Investing now: are there any refuges left?
Given how horrendous the markets have been lately, there's no need to dwell on the underperformers.
NEW YORK (Fortune) -- This is the time of year when I usually talk about what we can learn from the tech and telecom stock bubble, which peaked on March 24, 2000, when the Standard & Poor's 500-stock index and the Wilshire 5000 both hit their all-time highs. Stocks subsequently tanked and didn't regain those heights until February 2007, making them dead money for seven years. That defied the average of double-digit returns stocks had earned annually since the start of 1926.
But given how horrendous the markets have been lately (despite today's rally), there's no need to rub salt in your wounds (or mine) by reminding you that although the market tends to rise over the very long term, it doesn't necessarily rise over any particular period. When will stocks stop falling? I don't know, and nobody else does, either. Every time you hear various yammerers opining on that topic, remember that if they really could call market turns, they wouldn't be sharing the information with you without getting paid for it.
And now for some painful math. The Wilshire, the broadest measure of the U.S. stock market, is down 57 percent (or $11.2 trillion) since it peaked on Oct. 9, 2007. For the Wilshire to get back to that peak, it would have to rise 15 percent a year, compounded, for six years. Under that scenario, stocks would have gone nowhere for 71/2 years. Even old standbys aren't working in this market. Dividends, formerly a selling point for owning the broad stock market through an index fund, aren't doing much for investors lately. Two of the country's biggest dividend payers -- Citigroup and Bank of America -- reduced their payouts to a token penny per quarter as a condition of getting repeat infusions of bailout money from Uncle Sam. Two more dividend biggies -- General Electric and J.P. Morgan Chase -- recently cut their payouts by 68 percent and 87 percent, respectively.
So even though it's enormously frustrating to see your money-market funds earning less than 1 percent, these cuts make it abundantly clear that buying high-dividend stocks carries serious risks. Not only can the share price fall, but the dividend can shrink or vanish.
Then there's another traditional refuge: U.S. Treasury securities. The short-term ones yield almost nothing, and the rates on long-term Treasurys are so low (and thus their prices so high) that they constitute a bubble. When the worldwide financial panic abates, Treasury yields will soar and the prices of existing bonds will drop. Of course, I was down on Treasurys last year, too -- and they returned about 20 percent in interest and price appreciation. But rates on long-term Treasurys can't fall below zero, which means their upside is capped while their downside is enormous.

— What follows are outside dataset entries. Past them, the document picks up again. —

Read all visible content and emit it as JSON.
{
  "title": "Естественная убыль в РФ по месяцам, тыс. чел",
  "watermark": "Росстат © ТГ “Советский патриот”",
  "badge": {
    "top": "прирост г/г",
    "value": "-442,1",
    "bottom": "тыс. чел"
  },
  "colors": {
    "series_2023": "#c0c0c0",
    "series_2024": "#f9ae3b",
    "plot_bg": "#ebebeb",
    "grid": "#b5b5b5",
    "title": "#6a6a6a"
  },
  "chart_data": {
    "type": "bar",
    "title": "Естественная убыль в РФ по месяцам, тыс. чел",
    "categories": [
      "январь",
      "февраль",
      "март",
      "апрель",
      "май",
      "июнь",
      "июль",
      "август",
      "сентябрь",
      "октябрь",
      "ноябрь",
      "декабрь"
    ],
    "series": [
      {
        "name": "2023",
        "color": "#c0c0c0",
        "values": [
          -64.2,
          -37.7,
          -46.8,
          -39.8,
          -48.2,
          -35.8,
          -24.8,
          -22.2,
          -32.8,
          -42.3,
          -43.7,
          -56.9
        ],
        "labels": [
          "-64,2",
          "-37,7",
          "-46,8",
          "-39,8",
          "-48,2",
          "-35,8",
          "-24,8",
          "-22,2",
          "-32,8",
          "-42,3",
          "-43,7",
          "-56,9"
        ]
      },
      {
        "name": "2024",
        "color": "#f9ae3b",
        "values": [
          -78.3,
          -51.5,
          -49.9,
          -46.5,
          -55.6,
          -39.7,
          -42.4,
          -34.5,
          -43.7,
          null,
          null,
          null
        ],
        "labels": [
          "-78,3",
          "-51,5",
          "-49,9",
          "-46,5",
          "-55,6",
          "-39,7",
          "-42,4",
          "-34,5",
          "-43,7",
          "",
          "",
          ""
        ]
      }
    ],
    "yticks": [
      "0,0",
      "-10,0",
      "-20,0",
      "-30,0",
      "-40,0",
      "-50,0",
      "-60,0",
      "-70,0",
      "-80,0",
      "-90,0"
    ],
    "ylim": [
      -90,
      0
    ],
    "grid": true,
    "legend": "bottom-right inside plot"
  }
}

I currently have about half of my investable assets in cash. That's partly because I'm so uncertain about what the near-term future holds and partly because my stocks and stock mutual funds have gotten clobbered, shrinking the total value of my investable assets. So I feel your pain.
Because I'm 64 and fortunate enough to still be earning enough to be in a high tax bracket (though unfortunate enough to fall prey to the accursed Alternative Minimum Tax), I've bought my first-ever municipal bond, which is tax-free, and have been putting money into tax-advantaged, income-oriented securities such as closed-end municipal bond funds. That's not a judgment about the stock market; it's about wanting to lock in some income now rather than wait until after I hang up my word processor.
I still believe what I wrote in December -- that U.S. stocks are a reasonable bet for people with a time horizon of at least six or seven years. The Wilshire has fallen 22 percent since that column appeared, which makes stocks a better bet because there's less downside than there was. But boy, do things feel creepy.
Sooner or later -- hopefully sooner -- the stock market and economy will turn around, and their hideous declines will become history rather than current events. When that finally happens, remember this: the stock market's 9.24 percent annual return from Jan. 1, 1926, through last Friday (as calculated by Morningstar) is only an average. It's not a guarantee.